(Bloomberg) — The S&P 500 is up 18% and powering toward its biggest first half since 1997. For bulls, things are great. Will they get any better?
To a handful of cross-asset strategists who turned skeptical on stocks before this week’s manic sessions, that’s becoming the most pressing question. Increasingly, their answer is: not likely.
However spectacular the real-time reaction — almost 90% of S&P companies are in the green and investors just pushed the index to a record — gestures like Federal Reserve Chairman Jerome Powell’s dovish pivot don’t engender confidence for the long term, says Sophie Huynh, a cross-asset strategist at Societe Generale in London. They ring more as a warning, she says, perhaps marking the beginning of the end to economic and market cycles that have lasted a decade.
“It’s too late to be bullish,” Huynh said. “The Fed starts to consider rate cuts, equities should start to reflect slower growth momentum, and investors should start to cut earnings expectations. But that hasn’t impacted equities yet.”
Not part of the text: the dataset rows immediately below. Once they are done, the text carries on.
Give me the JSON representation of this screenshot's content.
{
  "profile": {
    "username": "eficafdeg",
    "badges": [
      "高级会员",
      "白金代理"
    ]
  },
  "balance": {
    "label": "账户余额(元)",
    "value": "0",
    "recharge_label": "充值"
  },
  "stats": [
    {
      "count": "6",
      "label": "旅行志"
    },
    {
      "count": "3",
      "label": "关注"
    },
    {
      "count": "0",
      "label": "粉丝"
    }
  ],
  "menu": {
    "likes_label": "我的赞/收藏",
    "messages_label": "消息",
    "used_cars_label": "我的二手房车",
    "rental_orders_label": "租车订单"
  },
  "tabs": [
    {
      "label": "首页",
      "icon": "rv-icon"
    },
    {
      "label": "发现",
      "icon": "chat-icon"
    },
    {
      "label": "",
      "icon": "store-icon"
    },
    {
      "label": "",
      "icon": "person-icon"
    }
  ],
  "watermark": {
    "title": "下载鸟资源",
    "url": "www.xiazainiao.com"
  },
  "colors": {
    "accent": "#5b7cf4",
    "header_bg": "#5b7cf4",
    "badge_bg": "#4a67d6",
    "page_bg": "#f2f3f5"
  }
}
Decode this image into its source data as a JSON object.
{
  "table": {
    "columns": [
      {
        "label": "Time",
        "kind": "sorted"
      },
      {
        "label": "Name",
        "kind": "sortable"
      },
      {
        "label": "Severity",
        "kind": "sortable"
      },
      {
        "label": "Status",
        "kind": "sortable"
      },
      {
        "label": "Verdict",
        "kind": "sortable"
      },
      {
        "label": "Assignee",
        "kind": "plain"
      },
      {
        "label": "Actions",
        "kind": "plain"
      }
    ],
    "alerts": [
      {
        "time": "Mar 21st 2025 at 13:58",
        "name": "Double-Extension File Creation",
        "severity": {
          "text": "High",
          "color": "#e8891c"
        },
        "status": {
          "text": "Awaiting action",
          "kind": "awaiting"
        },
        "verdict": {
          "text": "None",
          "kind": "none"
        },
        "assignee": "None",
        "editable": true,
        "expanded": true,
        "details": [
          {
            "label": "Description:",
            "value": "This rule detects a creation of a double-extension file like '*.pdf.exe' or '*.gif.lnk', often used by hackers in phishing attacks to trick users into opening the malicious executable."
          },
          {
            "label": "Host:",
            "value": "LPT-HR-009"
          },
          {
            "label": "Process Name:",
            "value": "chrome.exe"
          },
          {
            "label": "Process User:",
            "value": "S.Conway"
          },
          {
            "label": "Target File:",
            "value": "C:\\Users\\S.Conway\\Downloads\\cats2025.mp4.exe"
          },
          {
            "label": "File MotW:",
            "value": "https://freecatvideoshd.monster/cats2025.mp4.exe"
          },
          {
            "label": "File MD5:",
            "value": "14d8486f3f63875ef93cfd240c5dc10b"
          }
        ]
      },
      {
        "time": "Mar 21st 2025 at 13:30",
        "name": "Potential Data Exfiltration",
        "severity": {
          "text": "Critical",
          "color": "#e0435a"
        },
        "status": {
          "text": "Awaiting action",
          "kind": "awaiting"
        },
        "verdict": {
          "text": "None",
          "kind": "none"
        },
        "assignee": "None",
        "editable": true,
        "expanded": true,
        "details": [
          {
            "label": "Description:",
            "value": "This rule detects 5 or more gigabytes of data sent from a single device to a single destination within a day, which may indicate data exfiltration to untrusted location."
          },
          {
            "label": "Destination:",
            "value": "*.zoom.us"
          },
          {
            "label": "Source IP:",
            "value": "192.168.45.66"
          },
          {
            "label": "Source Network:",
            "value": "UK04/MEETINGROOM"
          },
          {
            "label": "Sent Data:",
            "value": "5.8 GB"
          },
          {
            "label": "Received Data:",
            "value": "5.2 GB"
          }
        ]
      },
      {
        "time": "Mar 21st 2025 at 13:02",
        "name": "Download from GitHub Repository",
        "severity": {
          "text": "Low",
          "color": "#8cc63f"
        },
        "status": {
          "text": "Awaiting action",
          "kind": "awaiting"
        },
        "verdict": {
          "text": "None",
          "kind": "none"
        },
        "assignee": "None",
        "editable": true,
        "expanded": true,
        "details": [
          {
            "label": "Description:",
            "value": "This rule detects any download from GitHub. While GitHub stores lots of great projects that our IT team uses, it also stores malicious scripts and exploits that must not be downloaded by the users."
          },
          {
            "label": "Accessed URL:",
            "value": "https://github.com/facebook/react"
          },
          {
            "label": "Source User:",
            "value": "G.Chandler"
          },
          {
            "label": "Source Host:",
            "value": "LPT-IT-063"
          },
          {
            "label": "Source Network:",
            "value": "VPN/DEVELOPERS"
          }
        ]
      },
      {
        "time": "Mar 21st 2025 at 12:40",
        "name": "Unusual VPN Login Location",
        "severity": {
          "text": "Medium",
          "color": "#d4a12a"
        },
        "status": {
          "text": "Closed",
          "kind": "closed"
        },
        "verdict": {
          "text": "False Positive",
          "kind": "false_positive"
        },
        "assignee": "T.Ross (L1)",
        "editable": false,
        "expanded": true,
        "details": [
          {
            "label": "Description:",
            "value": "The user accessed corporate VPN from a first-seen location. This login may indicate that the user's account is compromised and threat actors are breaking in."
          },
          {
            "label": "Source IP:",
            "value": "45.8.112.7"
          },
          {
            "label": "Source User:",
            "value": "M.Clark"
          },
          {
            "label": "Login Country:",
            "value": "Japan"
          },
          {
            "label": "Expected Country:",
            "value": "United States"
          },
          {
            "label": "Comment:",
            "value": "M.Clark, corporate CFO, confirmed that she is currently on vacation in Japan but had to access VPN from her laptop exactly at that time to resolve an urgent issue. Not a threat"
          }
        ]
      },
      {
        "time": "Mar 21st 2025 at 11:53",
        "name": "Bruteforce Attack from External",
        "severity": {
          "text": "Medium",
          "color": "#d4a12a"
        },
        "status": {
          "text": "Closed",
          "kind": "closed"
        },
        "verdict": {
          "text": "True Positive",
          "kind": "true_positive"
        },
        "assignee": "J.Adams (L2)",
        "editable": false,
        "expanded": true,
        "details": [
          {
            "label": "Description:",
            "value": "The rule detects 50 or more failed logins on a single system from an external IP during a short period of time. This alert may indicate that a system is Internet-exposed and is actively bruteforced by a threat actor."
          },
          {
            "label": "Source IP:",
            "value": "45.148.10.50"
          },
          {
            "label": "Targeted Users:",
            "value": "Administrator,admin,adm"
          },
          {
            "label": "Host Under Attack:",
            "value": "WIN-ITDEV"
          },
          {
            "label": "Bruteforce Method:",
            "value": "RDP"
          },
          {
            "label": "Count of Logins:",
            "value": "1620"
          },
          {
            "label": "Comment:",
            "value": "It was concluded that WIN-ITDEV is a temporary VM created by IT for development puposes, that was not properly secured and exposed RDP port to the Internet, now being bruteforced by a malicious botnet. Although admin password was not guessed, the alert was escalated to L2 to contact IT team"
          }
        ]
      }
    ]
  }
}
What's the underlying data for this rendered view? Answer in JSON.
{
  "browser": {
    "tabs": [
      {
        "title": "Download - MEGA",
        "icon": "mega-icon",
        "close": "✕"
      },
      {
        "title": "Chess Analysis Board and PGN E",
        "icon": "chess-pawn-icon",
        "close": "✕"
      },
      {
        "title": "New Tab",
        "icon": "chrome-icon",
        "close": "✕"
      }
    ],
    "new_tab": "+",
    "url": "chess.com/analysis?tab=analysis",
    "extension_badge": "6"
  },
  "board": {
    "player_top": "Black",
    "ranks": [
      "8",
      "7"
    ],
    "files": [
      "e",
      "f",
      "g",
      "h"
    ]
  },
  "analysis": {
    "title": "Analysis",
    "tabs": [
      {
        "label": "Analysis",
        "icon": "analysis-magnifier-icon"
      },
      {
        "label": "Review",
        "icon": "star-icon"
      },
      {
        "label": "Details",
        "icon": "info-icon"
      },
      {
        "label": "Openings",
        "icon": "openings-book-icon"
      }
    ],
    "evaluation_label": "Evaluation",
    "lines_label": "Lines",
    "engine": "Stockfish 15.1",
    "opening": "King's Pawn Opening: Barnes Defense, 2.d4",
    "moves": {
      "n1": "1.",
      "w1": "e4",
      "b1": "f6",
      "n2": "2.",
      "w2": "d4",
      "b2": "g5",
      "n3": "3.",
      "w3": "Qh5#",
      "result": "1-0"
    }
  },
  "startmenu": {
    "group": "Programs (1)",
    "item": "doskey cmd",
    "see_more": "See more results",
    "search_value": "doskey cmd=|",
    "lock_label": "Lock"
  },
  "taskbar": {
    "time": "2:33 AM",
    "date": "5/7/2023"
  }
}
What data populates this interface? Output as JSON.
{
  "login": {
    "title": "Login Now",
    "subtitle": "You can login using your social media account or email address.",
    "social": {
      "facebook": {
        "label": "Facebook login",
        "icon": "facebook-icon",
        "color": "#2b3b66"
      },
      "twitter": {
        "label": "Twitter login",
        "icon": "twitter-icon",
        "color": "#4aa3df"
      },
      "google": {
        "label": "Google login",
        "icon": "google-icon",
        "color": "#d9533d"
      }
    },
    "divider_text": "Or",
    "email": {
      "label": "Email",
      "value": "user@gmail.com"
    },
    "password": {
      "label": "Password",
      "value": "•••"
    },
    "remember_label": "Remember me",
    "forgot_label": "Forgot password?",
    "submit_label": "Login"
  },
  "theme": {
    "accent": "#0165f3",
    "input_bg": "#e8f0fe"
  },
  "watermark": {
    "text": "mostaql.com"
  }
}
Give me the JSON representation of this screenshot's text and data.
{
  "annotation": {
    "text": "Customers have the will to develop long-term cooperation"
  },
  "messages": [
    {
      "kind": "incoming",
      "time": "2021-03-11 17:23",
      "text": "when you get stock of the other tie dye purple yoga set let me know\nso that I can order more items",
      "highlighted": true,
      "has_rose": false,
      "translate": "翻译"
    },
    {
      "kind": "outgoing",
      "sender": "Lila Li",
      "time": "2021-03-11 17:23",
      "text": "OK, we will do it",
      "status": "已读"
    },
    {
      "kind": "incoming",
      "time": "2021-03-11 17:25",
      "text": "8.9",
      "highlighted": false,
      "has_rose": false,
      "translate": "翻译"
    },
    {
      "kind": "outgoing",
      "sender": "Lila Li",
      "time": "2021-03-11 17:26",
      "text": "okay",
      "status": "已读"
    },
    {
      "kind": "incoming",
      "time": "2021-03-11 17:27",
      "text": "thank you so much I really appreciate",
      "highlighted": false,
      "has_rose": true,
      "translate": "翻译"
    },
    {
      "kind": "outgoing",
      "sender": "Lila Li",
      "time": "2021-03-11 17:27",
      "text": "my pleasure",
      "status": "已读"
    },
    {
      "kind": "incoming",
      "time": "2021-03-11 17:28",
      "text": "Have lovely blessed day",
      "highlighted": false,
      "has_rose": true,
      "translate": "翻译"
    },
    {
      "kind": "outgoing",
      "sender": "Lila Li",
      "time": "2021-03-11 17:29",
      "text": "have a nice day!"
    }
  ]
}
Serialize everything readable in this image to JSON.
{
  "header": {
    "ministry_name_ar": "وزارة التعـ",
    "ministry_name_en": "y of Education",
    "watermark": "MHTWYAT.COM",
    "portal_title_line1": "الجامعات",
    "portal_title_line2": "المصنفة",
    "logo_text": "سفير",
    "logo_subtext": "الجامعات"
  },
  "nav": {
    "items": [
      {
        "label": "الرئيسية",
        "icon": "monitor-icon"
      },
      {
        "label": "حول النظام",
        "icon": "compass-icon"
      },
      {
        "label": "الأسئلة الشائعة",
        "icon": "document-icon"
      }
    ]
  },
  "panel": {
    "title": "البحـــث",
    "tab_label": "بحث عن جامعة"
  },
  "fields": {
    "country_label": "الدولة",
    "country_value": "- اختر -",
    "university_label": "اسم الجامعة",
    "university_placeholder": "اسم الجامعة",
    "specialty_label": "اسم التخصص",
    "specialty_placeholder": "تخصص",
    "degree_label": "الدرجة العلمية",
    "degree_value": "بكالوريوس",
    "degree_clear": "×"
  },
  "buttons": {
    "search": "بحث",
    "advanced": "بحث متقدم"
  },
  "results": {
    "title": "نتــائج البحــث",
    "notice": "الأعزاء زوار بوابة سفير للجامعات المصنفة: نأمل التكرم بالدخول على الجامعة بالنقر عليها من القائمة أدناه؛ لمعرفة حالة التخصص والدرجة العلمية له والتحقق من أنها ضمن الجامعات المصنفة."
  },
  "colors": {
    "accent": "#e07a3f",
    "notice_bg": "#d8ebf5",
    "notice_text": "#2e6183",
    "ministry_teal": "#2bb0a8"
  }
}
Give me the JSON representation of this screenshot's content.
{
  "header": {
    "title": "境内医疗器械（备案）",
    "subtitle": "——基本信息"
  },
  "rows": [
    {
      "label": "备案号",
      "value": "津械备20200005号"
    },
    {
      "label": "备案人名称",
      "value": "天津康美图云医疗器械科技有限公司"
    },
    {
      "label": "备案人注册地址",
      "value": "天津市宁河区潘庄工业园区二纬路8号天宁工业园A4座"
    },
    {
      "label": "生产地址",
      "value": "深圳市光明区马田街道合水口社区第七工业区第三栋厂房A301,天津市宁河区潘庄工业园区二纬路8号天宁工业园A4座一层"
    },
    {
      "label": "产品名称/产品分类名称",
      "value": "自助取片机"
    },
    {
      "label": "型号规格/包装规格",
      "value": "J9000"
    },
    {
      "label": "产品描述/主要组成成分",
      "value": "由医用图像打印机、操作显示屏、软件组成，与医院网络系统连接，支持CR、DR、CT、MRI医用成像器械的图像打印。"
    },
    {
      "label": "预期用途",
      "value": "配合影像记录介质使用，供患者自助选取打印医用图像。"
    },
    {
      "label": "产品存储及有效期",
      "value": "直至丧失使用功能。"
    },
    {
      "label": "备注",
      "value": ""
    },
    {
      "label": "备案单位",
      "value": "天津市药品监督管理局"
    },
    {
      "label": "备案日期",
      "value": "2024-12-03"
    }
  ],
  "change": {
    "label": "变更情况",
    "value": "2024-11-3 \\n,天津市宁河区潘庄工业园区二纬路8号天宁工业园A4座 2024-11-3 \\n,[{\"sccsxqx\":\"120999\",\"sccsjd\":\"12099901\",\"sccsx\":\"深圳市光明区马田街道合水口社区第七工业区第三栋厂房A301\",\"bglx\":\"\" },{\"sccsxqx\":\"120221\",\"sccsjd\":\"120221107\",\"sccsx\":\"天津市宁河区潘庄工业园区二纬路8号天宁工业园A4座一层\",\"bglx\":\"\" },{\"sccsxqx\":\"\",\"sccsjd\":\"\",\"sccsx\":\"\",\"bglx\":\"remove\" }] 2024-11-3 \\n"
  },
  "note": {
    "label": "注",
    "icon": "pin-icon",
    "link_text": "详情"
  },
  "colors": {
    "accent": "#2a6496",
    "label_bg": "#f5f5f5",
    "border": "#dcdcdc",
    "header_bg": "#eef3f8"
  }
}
U.S. stocks surged for a fourth day Thursday, with the S&P 500 rising 1% to its first record since April. The Dow Jones Industrial Average closed within 0.3% of its October high. Futures on the gauges were down 0.2% and 0.1% respectively as of 7:10 p.m. in New York. Speculation the Fed and other central banks are about to add stimulus to the global economy has been a boon for financial products everywhere, with the 10-year U.S. Treasury yield dropping below 2% for the first time since November 2016.
Huynh’s arguments aren’t new. She says valuations are stretched while earnings stagnate, a sign “fear of missing out” has blinded traders to deteriorating fundamentals. Her team cut its recommended global stock allocation to 35% from 40% about two weeks ago and said nothing that has happened since has altered the view.
As is true for most equity bears, the relentless decline in Treasury yields provides reason enough to lighten up on stocks, pointing to gathering economic weakness. And while Powell’s dovishness has been enough to revive financial markets, expecting monetary policy to do the same for the economy is asking too much.
“At this stage of the economic cycle, you’re either going to have a recession next year or a cyclical slowdown,” she said. “If the Fed cuts rates, do you think we’ll see a global growth recovery? It’s not the case.”